I'm dealing with the following problem.
Suppose we have a random variable $X\in R^n$ and a function $g(X)$ with $g(x)$ for $X = x$. We assume $g(x)$ is continuous in x and the marginal density $f(x)$ is also continuous in x.
Also define $B_\epsilon(x)$, the ball around $x$ of radius $\epsilon$ according to the euclidean distance.
We are interested in a continuous curve $B$, for example a line, so we also define a "neighborhood" around it as $B_\epsilon = \cup_{x_0 \in B}B_\epsilon(x_0)$.
We want to prove:
$\lim_{\epsilon \to 0 }\frac{\int_{B_\epsilon(x_0)} g(x)f(x)dx}{ \int_{B_\epsilon(x_0)}f(x)dx} = g(x_0)$
$\lim_{\epsilon \to 0}\frac{\int_{B_\epsilon} g(x)f(x)dx}{ \int_{B_\epsilon}f(x)dx} = \frac{\int_{B} g(x)f(x)dx}{ \int_{B}f(x)dx}$
I think I managed to prove the first one in this way:
Because $g(x)$ is continuous for all $x$ then for all $\delta$ $\exists \epsilon$ such for all $x \in B_\epsilon(x_0)$ we have
$| g(x) - g(x_0)| < \delta$
and
$\frac{\int_{B_\epsilon(x_0)} |g(x) - g(x_0)|f(x)dx}{\int_{B_\epsilon(x_0)} f(x)dx} < \frac{\int_{B_\epsilon(x_0)} \delta f(x)dx}{\int_{B_\epsilon(x_0)} f(x)dx} = \delta$.
However, I can't figure out the second statement.

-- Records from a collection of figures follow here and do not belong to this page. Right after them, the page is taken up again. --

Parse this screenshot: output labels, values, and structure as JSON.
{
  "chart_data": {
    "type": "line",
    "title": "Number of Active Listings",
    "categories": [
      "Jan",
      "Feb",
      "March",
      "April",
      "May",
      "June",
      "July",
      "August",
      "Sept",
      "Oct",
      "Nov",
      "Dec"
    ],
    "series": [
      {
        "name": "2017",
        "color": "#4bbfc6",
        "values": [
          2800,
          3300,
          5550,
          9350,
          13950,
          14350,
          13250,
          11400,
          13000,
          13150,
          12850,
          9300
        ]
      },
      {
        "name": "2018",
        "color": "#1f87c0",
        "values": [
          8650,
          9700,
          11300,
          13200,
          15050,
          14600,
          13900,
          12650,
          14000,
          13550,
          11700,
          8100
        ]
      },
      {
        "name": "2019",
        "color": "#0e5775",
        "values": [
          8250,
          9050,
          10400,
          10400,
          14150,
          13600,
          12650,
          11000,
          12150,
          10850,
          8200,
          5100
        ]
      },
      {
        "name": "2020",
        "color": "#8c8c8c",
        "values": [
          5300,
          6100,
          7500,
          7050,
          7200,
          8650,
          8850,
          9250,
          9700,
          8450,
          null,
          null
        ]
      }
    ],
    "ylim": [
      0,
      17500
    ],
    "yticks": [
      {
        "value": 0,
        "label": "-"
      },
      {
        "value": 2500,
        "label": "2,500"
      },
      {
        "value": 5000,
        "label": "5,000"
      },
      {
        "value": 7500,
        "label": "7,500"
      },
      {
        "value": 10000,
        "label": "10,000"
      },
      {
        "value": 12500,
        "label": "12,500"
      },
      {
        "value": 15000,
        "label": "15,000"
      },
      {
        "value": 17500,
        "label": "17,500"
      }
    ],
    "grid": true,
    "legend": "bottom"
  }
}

I tried many routes to no avail. Can anyone help me or point to the right references? Thank you!
Let $$\varphi_\varepsilon := \chi_{B_\varepsilon} f g.$$ Clearly, $\varphi_\varepsilon$ is measurable, $\vert \varphi_\varepsilon \vert$ is decreasing in $\varepsilon$ and $\lim_{\varepsilon \to 0} \varphi_\varepsilon = \chi_B f g.$ Let us discretize this sequence by denoting $\varphi_n := \varphi_{\frac{1}{n}}$ and $B_n := B_{\frac{1}{n}}.$ Then $$\int_{B_n} f g d \lambda = \int \chi_{B_n} f g d \lambda = \int \varphi_n d \lambda.$$ We can see that $\vert \chi_{B_n} f g \vert \leq \vert f g \vert,$ so the Dominated Convergence Theorem yields that $\int \varphi_n d \lambda \to \int_B f g d \lambda$ (as long as $\int_{B_n} \vert f g \vert d \lambda < \infty$ for some $n \in \mathbb{N}$). Mutatis mutandis, $\int_{B_n} f d \lambda = \int \chi_{B_n} f d \lambda \to \int_B f d \lambda.$ Putting the two results together concludes our proof. I hope this helps. :)